[LLVMdev] Controlling the LTO optimization level

Wed Mar 18 16:27:30 PDT 2015

Hi all,

I wanted to start a thread to discuss ways to control the optimization
level when using LTO. We have found that there are use cases for the LTO
mechanism beyond whole-program optimization, in which full optimization
is not always needed or desired. We started that discussion over in
http://lists.cs.uiuc.edu/pipermail/llvm-commits/Week-of-Mon-20150316/266560.html
and I thought I'd summarize the problem and possible solutions here:

Problem
-------

As currently implemented, the control flow integrity checks in Clang rely on
a so-called bit set lowering pass to implement its checks efficiently. The
current implementation of the bit set lowering pass requires whole-program
visibility. The full details of why are described in the design document at:
http://clang.llvm.org/docs/ControlFlowIntegrityDesign.html

We currently achieve whole-program visibility using LTO. The trouble with LTO
is that it comes with a significant compile time cost -- on large programs
such as Chrome, compiling with link-time optimization can be over 7x slower
(over 3 hours has been measured) than compiling without.

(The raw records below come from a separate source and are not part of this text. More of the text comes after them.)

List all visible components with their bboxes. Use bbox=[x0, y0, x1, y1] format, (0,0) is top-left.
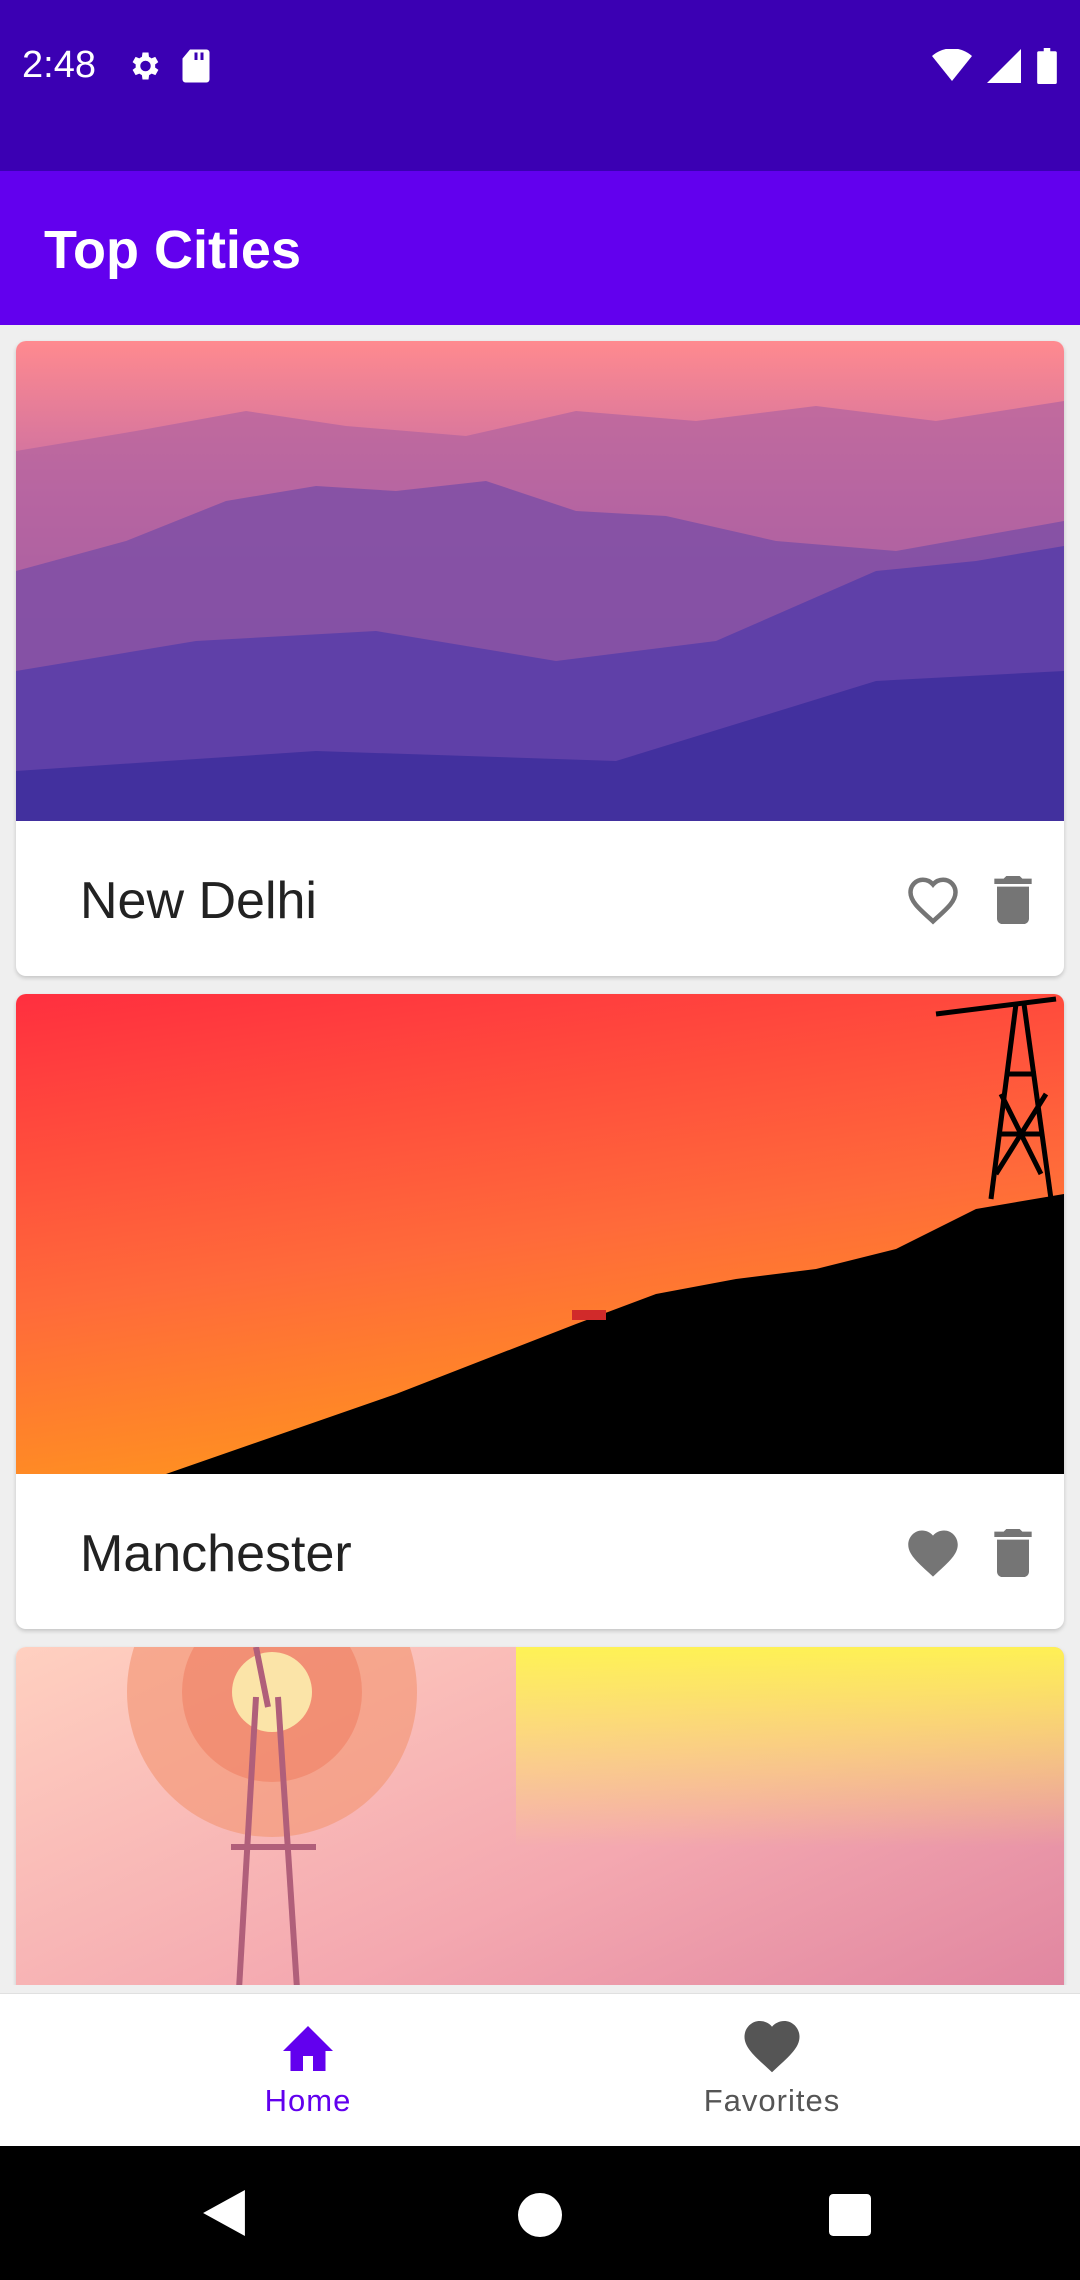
status-time: 2:48 bbox=[22, 44, 96, 86]
city-card[interactable]: Manchester bbox=[16, 994, 1064, 1629]
sd-card-icon bbox=[180, 48, 212, 89]
favorite-filled-icon[interactable] bbox=[906, 1526, 960, 1580]
card-actions bbox=[906, 1526, 1040, 1580]
favorite-outline-icon[interactable] bbox=[906, 873, 960, 927]
app-bar: Top Cities bbox=[0, 171, 1080, 325]
battery-icon bbox=[1036, 48, 1058, 89]
city-name: New Delhi bbox=[80, 872, 317, 930]
system-navigation-bar bbox=[0, 2146, 1080, 2280]
city-list[interactable]: New Delhi Manchester bbox=[0, 325, 1080, 1985]
cellular-signal-icon bbox=[986, 49, 1022, 88]
city-image bbox=[16, 341, 1064, 821]
card-footer: Manchester bbox=[16, 1474, 1064, 1629]
heart-icon bbox=[742, 2021, 802, 2078]
status-right-icons bbox=[932, 48, 1058, 89]
nav-favorites-tab[interactable]: Favorites bbox=[622, 2018, 922, 2119]
city-card[interactable]: New Delhi bbox=[16, 341, 1064, 976]
home-circle-icon[interactable] bbox=[518, 2193, 562, 2242]
nav-home-label: Home bbox=[264, 2083, 352, 2118]
status-left-icons bbox=[126, 48, 212, 89]
bottom-navigation: Home Favorites bbox=[0, 1993, 1080, 2147]
status-bar: 2:48 bbox=[0, 0, 1080, 171]
home-icon bbox=[278, 2026, 338, 2078]
city-image bbox=[16, 1647, 1064, 1985]
delete-icon[interactable] bbox=[986, 873, 1040, 927]
city-name: Manchester bbox=[80, 1525, 352, 1583]
back-icon[interactable] bbox=[203, 2190, 245, 2241]
settings-icon bbox=[126, 48, 162, 89]
delete-icon[interactable] bbox=[986, 1526, 1040, 1580]
page-title: Top Cities bbox=[44, 220, 302, 280]
nav-favorites-label: Favorites bbox=[703, 2083, 841, 2118]
card-footer: New Delhi bbox=[16, 821, 1064, 976]
recents-icon[interactable] bbox=[829, 2194, 871, 2241]
nav-home-tab[interactable]: Home bbox=[158, 2018, 458, 2119]
card-actions bbox=[906, 873, 1040, 927]
city-card[interactable] bbox=[16, 1647, 1064, 1985]
city-image bbox=[16, 994, 1064, 1474]
wifi-icon bbox=[932, 48, 972, 88]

So I would like there to be a way for users to choose whether to apply
optimizations, and how much optimization to apply.

Achieving this requires a design for how users should specify the level of
optimization to apply, as well as a design for changes to the clang driver
and the various LTO plugins so that the plugin knows whether optimizations
are required.

Solutions
---------

1) Controlled at compile time

Strawman proposal for command line syntax:

-flto-level=X means optimize at level X. At link time, the LTO plugin will
take the maximum of all -flto-level flags and optimize at that level.

-flto-level is inferred from other flags if not specified:

-flto implies -flto-level=2.
If -flto not specified, -O >= 1 implies -flto-level=1.
Otherwise, default to -flto-level=0.

This is probably easier to implement in a supported way. We can pass the
LTO level to the linker via module flags as shown in the patches attached to
http://lists.cs.uiuc.edu/pipermail/llvm-commits/Week-of-Mon-20150316/266778.html

2) Controlled at link time

-flto-level has the same semantics as in the previous sub-section, except it is
instead passed at link time.

This is to a certain extent possible to implement with libLTO by passing
-mllvm flags to the linker, or with gold by passing -plugin-opt flags.

According to Duncan, passing flags to libLTO this way is unsupported --
if we did want to accept flags at link time, and we absolutely don't want
to pass flags to the linker that way, I suppose we could do something like
have the clang driver synthesize a module containing the module flags we want.

Optimization Levels
-------------------

We need to decide what the various optimization levels mean. The thing that
works best for the CFI use case is for -flto-level=2 to mean what -flto
currently means, for -flto-level=1 to mean "run only the globaldce and
simplifycfg passes", and for -flto-level=0 to mean "run no passes", but this
may not be the correct thing to do in every situation where we only want a
few passes to run at link time. We may want to make -flto-level a cc1-level
flag until we've had more experience and found more use cases.

Thanks,
-- 
Peter